In order to discover a lasting, permanent solution for this troublesome condition, the Center for the Future of Surgery at UC San Diego Medical Center is believed to be leading a multicenter clinical trial. This trial may perhaps test the safety and effectiveness of a novel incisionless GERD treatment.

GERD is known to be a progressive disease resulting from a weak muscle in the lower esophagus, the organ which passes food to the stomach. When this muscle functions properly, it appears to act as a protective valve between the esophagus and the stomach. This may in turn allow food and liquid to pass, but prevents the reflux or back up of acidic stomach contents.

In patients with GERD, the valve is known to be weak or nonfunctional thus allowing movement of stomach acids in the wrong direction. The result may often cause burning pain and eventually damage the digestive tract.

“Patients who suffer from GERD find themselves dealing with a debilitating lifelong condition that puts them at risk for a precancerous condition known as Barrett’s esophagus,” says Santiago Horgan, MD, chief of minimally invasive surgery at UC San Diego Medical Center and director of UCSD’s Center for the Future of Surgery.

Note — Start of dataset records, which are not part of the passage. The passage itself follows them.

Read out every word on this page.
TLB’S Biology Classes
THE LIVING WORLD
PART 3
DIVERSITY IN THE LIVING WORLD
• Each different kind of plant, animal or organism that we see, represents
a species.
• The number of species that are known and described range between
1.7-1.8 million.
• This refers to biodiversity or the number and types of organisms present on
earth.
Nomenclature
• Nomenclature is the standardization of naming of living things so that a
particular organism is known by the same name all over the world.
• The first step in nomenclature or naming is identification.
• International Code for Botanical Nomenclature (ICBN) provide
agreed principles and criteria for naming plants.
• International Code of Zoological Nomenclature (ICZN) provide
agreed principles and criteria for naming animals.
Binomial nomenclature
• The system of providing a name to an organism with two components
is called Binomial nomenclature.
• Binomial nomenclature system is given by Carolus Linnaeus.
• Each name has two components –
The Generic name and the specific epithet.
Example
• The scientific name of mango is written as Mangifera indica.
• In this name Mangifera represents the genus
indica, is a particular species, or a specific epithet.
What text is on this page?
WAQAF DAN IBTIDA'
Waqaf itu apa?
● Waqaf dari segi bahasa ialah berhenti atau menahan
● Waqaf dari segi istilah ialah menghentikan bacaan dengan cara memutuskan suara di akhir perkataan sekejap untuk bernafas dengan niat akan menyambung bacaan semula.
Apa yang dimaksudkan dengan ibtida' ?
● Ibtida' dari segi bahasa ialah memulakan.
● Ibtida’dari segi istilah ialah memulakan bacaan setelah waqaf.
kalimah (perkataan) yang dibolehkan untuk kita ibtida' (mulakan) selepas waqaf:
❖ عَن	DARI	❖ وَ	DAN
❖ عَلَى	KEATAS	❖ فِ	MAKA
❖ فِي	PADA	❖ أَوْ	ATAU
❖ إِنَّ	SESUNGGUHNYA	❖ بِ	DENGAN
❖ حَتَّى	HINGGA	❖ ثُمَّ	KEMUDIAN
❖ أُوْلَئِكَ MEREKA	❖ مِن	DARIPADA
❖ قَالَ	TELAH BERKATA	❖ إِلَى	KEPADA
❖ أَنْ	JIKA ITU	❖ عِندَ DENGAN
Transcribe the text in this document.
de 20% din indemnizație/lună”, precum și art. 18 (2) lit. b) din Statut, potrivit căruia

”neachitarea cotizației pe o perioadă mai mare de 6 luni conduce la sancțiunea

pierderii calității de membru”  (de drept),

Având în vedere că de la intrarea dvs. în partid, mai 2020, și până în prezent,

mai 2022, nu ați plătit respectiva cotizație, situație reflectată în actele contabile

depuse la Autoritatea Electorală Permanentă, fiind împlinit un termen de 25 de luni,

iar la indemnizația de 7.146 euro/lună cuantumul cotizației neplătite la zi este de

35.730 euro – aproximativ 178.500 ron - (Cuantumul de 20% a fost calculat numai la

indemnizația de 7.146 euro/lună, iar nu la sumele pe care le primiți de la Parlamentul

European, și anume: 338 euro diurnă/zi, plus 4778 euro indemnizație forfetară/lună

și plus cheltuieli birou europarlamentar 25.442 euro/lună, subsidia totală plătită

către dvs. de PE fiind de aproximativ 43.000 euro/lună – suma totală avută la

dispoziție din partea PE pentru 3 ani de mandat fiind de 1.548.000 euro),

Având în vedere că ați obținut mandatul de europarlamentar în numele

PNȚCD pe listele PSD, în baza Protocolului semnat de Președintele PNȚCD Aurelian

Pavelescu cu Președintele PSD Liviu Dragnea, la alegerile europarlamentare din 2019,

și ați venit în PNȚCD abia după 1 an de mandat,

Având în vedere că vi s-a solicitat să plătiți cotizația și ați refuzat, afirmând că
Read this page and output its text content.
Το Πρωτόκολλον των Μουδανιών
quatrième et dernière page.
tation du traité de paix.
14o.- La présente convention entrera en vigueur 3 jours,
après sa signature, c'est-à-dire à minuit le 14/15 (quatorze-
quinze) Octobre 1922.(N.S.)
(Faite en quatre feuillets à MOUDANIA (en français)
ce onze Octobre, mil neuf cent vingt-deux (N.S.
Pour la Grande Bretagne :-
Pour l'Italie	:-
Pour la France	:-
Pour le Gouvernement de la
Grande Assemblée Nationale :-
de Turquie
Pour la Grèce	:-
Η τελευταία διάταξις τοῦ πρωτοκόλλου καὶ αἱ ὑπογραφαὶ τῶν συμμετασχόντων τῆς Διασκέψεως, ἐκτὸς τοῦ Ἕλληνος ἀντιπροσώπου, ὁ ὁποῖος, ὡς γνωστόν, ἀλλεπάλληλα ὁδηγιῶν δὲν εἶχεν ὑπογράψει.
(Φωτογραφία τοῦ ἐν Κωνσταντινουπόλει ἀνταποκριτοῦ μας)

He further said that, “Because GERD is caused by an anatomical abnormality, medication is a temporary aid – only surgery can truly correct the problem. The goal of this clinical trial is to evaluate a scarless technique that eliminates the defect and restores the esophagus to normal function.”

During a 45-minute procedure, an endoscope is believed to be gently placed in the patient’s mouth, down the throat, and into the upper stomach. An endoscope seems to be a long slender tube containing minimally invasive surgical instruments.

Operating an advanced computerized device from outside the patient, Horgan was known to organize three small titanium staples. The titanium is observed to be deployed in order to fix a small section of the stomach to the upper esophagus. Supposedly, the re-constructed valve prevents stomach acids from flowing back up.

During this clinical trial procedure, no cuts appear to have been made to the patient’s abdomen. Whereas, in a traditional laparoscopic procedure, up to five incisions would possibly be made to the patient resulting in a need for stitches. This may eventually extend the period of healing and a potential need for pain medicine. Through this highly precise, no-cut procedure, the primary side effect seems to be a sore throat.

This clinical trial procedure is known to be approved by the UCSD Institutional Review Board. Evidently, this board is one of a continuing series of scarless clinical trial procedures being performed by the UCSD Center for the Future of Surgery.

Furthermore, the Center appears to be dedicated to pioneering novel minimally invasive surgical techniques. Also, it is the foremost one in the United States to remove a diseased appendix via the mouth.